401(k) Investment Plans & Small Businesses


Many self-employed persons felt (and financial advisors agreed) that 401(k) investment plans did not meet their needs due to the high costs, difficult administration, and low contribution limits. But the Economic Growth and Tax Relief Reconciliation Act of 2001 (EGTRRA) made 401(k) plans more beneficial to the self-employed. The two key changes enacted related to the allowable "Employer" deductible contribution, and the "Individual" IRC-415 contribution limit.

Prior to EGTRRA, the maximum tax-deductible contribution to a 401(k) plan was 15% of eligible pay (reduced by the amount of salary deferrals). Without EGTRRA, an incorporated business person taking $100,000 in compensation would have been limited in Y2004 to a maximum contribution of $15,000.
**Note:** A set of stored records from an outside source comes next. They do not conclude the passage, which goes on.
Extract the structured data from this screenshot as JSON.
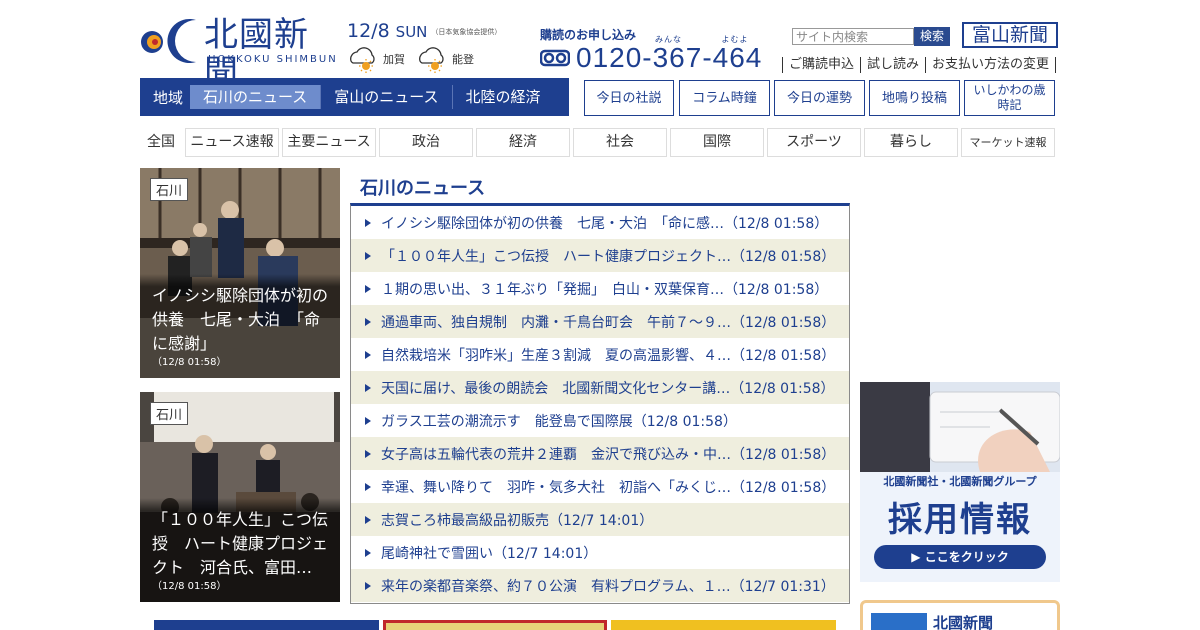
{
  "brand": {
    "name": "北國新聞",
    "name_romaji": "HOKKOKU SHIMBUN",
    "color": "#1e3f8f"
  },
  "date": {
    "date": "12/8",
    "weekday": "SUN",
    "weather_source": "（日本気象協会提供）"
  },
  "weather": [
    {
      "area": "加賀",
      "icon": "sunny-cloudy-icon"
    },
    {
      "area": "能登",
      "icon": "sunny-cloudy-icon"
    }
  ],
  "subscription": {
    "title": "購読のお申し込み",
    "ruby": "みんな よむよ",
    "phone": "0120-367-464",
    "icon": "freedial-icon"
  },
  "search": {
    "placeholder": "サイト内検索",
    "button": "検索"
  },
  "toyama_link": "富山新聞",
  "sub_links": [
    "ご購読申込",
    "試し読み",
    "お支払い方法の変更"
  ],
  "region_nav": {
    "label": "地域",
    "tabs": [
      "石川のニュース",
      "富山のニュース",
      "北陸の経済"
    ],
    "active": 0
  },
  "feature_buttons": [
    "今日の社説",
    "コラム時鐘",
    "今日の運勢",
    "地鳴り投稿",
    "いしかわの歳時記"
  ],
  "categories": {
    "all": "全国",
    "items": [
      "ニュース速報",
      "主要ニュース",
      "政治",
      "経済",
      "社会",
      "国際",
      "スポーツ",
      "暮らし",
      "マーケット速報"
    ]
  },
  "feature_cards": [
    {
      "badge": "石川",
      "caption": "イノシシ駆除団体が初の供養　七尾・大泊　「命に感謝」",
      "time": "（12/8 01:58）"
    },
    {
      "badge": "石川",
      "caption": "「１００年人生」こつ伝授　ハート健康プロジェクト　河合氏、富田…",
      "time": "（12/8 01:58）"
    }
  ],
  "news": {
    "title": "石川のニュース",
    "items": [
      "イノシシ駆除団体が初の供養　七尾・大泊　「命に感…（12/8 01:58）",
      "「１００年人生」こつ伝授　ハート健康プロジェクト…（12/8 01:58）",
      "１期の思い出、３１年ぶり「発掘」　白山・双葉保育…（12/8 01:58）",
      "通過車両、独自規制　内灘・千鳥台町会　午前７～９…（12/8 01:58）",
      "自然栽培米「羽咋米」生産３割減　夏の高温影響、４…（12/8 01:58）",
      "天国に届け、最後の朗読会　北國新聞文化センター講…（12/8 01:58）",
      "ガラス工芸の潮流示す　能登島で国際展（12/8 01:58）",
      "女子高は五輪代表の荒井２連覇　金沢で飛び込み・中…（12/8 01:58）",
      "幸運、舞い降りて　羽咋・気多大社　初詣へ「みくじ…（12/8 01:58）",
      "志賀ころ柿最高級品初販売（12/7 14:01）",
      "尾崎神社で雪囲い（12/7 14:01）",
      "来年の楽都音楽祭、約７０公演　有料プログラム、１…（12/7 01:31）"
    ]
  },
  "recruit_ad": {
    "org": "北國新聞社・北國新聞グループ",
    "title": "採用情報",
    "cta": "▶ ここをクリック"
  },
  "bottom_ad": {
    "label": "北國新聞"
  }
}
EGTRAA raised the deductible limit to 25% of eligible pay without reduction for salary deferrals. Therefore, that same businessperson in Y2004 can defer $15,000, make a profit sharing contribution of $25,000 (i.e 25%), and if this person is over age 50 make a catch-up contribution of $5,000 for a total of $45,000, though this would be limited in 2006 to $44,000, the maximum allowed under the higher IRC-415 limit.

To take advantage of these higher contributions, many vendors now offer Solo-401(k) plans or Individual(k) plans.